Used by service integrations that call ScaiKey's own admin API. Granted only to applications whose `allowed_scopes` list includes them.

| Scope | Grants |
|---|---|
| `admin:read` | Read access to the entire admin API (partners, tenants, users, groups, apps, sessions, audit) |
| `admin:write` | Write access to the admin API |
| `users:read`, `groups:read` | Narrower read-only scopes; useful when you want a service to mirror just one resource type |
| `scaicore:view`, `scaicore:manage` | Reserved for ScaiCore-tier operations |

These are platform-token scopes — they only do anything meaningful on JWTs minted via `client_credentials` for `GLOBAL` apps. A user JWT doesn't grant admin access just because the scope is present; the user must also have the appropriate role.

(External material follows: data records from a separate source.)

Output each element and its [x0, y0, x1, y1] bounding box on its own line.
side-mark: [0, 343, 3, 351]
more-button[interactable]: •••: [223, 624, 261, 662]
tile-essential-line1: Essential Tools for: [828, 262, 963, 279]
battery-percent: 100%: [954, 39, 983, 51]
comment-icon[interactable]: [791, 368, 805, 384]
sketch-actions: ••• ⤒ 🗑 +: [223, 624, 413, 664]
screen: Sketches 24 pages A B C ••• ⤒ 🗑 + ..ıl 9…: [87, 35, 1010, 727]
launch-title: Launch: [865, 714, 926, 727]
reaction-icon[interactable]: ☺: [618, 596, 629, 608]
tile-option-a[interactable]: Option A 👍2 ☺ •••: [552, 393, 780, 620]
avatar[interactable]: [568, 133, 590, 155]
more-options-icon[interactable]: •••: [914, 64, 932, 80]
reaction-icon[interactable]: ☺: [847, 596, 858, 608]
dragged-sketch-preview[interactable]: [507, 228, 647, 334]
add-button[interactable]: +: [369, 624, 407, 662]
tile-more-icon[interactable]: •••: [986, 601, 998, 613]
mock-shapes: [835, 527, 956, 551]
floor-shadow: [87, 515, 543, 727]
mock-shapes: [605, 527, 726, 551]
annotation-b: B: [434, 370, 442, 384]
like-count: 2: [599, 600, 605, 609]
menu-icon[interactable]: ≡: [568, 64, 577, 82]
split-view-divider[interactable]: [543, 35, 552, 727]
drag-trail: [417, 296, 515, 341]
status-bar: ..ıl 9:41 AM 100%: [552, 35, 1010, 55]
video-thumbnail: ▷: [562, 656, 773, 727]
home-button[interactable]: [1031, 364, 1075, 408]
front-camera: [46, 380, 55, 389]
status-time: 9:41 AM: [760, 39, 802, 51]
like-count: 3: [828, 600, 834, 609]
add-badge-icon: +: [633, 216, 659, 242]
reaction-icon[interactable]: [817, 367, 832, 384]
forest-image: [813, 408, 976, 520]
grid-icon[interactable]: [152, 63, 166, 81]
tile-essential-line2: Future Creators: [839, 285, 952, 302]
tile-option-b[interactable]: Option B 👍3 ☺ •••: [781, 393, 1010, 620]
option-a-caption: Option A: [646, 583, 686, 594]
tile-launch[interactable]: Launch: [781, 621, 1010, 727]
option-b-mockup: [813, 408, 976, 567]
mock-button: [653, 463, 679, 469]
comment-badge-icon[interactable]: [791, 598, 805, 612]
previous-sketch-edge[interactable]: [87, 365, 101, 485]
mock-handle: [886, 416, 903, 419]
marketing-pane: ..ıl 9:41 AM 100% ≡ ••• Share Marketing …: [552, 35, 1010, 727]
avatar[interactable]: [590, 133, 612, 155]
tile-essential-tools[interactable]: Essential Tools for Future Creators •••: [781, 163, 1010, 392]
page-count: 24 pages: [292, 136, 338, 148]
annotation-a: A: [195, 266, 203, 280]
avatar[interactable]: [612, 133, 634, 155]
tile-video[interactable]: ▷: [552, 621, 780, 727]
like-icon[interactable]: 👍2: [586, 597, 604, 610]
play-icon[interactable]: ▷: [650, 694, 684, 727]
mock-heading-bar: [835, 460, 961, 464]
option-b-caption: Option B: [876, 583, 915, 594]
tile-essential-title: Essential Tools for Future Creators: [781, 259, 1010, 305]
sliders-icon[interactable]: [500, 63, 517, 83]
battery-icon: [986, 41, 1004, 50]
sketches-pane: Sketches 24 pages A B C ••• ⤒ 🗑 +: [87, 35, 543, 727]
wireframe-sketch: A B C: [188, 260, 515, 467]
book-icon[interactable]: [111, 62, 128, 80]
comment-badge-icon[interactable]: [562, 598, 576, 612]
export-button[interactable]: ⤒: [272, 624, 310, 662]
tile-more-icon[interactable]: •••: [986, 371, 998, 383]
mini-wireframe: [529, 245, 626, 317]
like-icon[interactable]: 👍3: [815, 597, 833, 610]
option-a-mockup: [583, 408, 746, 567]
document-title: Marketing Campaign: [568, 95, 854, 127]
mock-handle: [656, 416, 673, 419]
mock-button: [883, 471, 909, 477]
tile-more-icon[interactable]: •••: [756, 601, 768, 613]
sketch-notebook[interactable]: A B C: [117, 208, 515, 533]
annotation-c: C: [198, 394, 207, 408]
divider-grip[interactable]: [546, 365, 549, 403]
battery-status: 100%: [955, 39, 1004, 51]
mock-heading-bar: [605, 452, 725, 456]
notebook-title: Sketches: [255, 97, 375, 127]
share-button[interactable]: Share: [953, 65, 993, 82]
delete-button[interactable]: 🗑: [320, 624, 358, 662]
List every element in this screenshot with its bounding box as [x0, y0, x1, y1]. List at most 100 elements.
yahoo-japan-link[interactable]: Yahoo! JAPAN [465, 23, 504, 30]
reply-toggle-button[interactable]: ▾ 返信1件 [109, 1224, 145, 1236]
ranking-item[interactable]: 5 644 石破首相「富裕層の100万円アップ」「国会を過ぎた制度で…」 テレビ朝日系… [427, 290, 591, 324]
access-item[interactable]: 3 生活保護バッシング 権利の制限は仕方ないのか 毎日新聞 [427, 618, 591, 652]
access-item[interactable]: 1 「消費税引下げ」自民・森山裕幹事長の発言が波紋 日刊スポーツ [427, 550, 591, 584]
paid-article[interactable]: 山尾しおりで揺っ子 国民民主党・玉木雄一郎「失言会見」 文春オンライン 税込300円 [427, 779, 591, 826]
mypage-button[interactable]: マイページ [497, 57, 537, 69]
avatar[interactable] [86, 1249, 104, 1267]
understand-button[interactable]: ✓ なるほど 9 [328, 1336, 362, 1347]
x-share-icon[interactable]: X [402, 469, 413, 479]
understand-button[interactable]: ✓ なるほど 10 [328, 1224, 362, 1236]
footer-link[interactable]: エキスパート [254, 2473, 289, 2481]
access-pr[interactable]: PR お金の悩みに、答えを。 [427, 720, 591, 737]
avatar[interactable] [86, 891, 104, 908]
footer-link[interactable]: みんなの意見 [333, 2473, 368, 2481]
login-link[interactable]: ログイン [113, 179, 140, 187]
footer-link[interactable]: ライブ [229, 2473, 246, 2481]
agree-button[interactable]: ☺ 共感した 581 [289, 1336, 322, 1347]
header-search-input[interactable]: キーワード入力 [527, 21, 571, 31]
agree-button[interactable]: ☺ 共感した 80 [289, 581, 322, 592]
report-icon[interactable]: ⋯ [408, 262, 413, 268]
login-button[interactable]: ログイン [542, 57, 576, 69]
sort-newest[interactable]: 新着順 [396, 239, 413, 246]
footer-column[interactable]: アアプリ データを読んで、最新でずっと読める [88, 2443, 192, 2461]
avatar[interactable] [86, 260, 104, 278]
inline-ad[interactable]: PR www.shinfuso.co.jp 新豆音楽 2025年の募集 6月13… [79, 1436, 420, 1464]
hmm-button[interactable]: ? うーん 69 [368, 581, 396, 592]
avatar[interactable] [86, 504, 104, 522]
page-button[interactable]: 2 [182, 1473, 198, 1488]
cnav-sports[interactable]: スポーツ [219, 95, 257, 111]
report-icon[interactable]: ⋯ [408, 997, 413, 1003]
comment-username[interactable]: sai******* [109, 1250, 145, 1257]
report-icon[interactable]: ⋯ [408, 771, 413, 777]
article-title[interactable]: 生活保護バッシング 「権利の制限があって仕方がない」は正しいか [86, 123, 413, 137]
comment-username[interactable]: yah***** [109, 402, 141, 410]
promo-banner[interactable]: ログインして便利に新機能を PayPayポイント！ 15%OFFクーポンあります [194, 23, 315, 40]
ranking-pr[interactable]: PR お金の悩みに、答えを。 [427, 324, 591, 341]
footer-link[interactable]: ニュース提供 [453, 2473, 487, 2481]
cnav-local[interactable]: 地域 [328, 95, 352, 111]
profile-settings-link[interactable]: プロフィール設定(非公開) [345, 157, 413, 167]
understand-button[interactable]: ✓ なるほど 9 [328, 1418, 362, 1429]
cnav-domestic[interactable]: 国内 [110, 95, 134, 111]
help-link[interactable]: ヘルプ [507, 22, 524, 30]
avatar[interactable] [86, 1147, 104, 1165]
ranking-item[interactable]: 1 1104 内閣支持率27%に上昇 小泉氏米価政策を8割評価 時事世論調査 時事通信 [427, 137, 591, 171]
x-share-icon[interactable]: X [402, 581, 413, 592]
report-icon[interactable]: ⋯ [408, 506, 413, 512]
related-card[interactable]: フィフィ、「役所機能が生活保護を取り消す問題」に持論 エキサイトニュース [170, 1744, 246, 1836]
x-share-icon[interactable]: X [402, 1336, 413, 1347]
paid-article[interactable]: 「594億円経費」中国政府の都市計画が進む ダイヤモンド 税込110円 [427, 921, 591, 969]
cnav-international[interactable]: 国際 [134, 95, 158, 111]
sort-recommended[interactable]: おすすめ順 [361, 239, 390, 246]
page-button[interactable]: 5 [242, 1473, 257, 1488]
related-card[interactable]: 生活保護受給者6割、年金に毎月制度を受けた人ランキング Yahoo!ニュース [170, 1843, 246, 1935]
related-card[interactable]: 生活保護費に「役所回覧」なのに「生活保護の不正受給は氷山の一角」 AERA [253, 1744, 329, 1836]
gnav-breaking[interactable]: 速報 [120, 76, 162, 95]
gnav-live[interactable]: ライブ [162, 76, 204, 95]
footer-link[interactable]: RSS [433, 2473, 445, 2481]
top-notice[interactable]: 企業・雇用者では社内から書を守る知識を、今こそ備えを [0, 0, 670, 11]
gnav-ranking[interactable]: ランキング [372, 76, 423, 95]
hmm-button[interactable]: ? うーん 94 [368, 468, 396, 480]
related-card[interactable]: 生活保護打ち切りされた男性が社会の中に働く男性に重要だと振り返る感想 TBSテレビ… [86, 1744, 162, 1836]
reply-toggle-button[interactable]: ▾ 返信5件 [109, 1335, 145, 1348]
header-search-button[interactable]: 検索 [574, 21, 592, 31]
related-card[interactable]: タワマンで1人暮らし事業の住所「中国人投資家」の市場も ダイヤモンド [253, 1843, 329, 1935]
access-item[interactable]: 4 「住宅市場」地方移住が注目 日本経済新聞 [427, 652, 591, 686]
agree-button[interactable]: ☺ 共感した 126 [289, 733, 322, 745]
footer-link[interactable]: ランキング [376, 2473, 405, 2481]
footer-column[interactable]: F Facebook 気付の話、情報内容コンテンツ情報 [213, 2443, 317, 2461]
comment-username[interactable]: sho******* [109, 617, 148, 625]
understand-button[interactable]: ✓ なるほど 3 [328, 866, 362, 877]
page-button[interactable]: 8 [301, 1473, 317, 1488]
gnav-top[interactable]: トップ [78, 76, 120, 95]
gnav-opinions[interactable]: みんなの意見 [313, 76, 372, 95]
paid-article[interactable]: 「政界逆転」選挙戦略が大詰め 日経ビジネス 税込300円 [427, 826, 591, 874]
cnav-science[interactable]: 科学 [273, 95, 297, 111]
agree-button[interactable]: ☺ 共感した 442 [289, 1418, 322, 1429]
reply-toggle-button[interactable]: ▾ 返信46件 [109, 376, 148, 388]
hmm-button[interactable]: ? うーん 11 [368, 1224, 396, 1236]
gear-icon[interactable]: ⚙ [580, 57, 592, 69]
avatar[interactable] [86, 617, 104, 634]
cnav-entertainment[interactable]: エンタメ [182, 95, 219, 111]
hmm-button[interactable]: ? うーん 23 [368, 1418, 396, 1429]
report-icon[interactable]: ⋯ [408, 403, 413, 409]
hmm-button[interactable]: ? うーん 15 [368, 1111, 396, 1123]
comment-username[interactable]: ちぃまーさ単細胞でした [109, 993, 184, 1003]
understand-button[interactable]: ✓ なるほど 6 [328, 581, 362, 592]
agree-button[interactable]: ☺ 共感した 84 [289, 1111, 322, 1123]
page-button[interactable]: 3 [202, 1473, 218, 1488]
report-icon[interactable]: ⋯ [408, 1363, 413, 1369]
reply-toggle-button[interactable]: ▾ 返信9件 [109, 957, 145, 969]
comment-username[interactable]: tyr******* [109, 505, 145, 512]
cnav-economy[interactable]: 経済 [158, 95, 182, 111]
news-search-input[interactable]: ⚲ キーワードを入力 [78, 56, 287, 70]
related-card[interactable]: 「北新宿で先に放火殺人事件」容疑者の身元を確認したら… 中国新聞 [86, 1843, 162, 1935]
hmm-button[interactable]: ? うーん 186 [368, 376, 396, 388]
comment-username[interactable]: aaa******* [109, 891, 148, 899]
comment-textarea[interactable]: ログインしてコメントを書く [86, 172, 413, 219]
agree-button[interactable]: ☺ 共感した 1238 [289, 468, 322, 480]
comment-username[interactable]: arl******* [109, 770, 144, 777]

### How scopes are constrained

The token endpoint never grants more than three things permit, simultaneously:

1. What the application's `allowed_scopes` column lists (registered).
2. What the request asked for (`scope=...` parameter).
3. For Token Exchange: what the subject token already had (`subject_scopes`).

If you ask for a scope your app isn't registered for, the token comes back narrower (or, in Token Exchange, with no overlap → `invalid_scope` error).

## Token lifetimes

| Token | Default | Where it's set |
|---|---|---|
| Access token | 3600 s (1 h) | `applications.token_lifetime` on the *audience* app — configurable per application |
| Refresh token | 30 days | `applications.refresh_token_lifetime` |
| Authorization code | 600 s (10 min) | Platform setting (`OIDC.authorization_code_ttl`) |
| ID token | Same as access | Always matches the access token's `exp` |

A super_admin can change `token_lifetime` per application via `PATCH /api/v1/admin/applications/{id}`. The change applies to the next token minted; existing tokens keep their original `exp`.

For Token Exchange: the exchanged token's lifetime is the **target's** `token_lifetime`, not the subject's. A long-running async worker can therefore exchange a near-expiry user token for a fresh full-lifetime audience-restricted token.

## Verifying tokens

Standard JWT verification using the public key published at the JWKS endpoint. Steps:

1. Fetch JWKS from `$SCAIKEY/api/v1/platform/.well-known/jwks.json` (or the tenant equivalent).
2. Read the `kid` header from the JWT to pick the right key.
3. Verify signature.
4. Validate `iss`, `aud`, `exp`, `nbf` (if present).
5. Apply scope checks based on your endpoint's policy.

Don't cache the JWKS forever; refresh periodically or on any `kid` you don't recognize. Keys are rotated occasionally; old keys remain in the JWKS during their grace period so in-flight tokens still validate.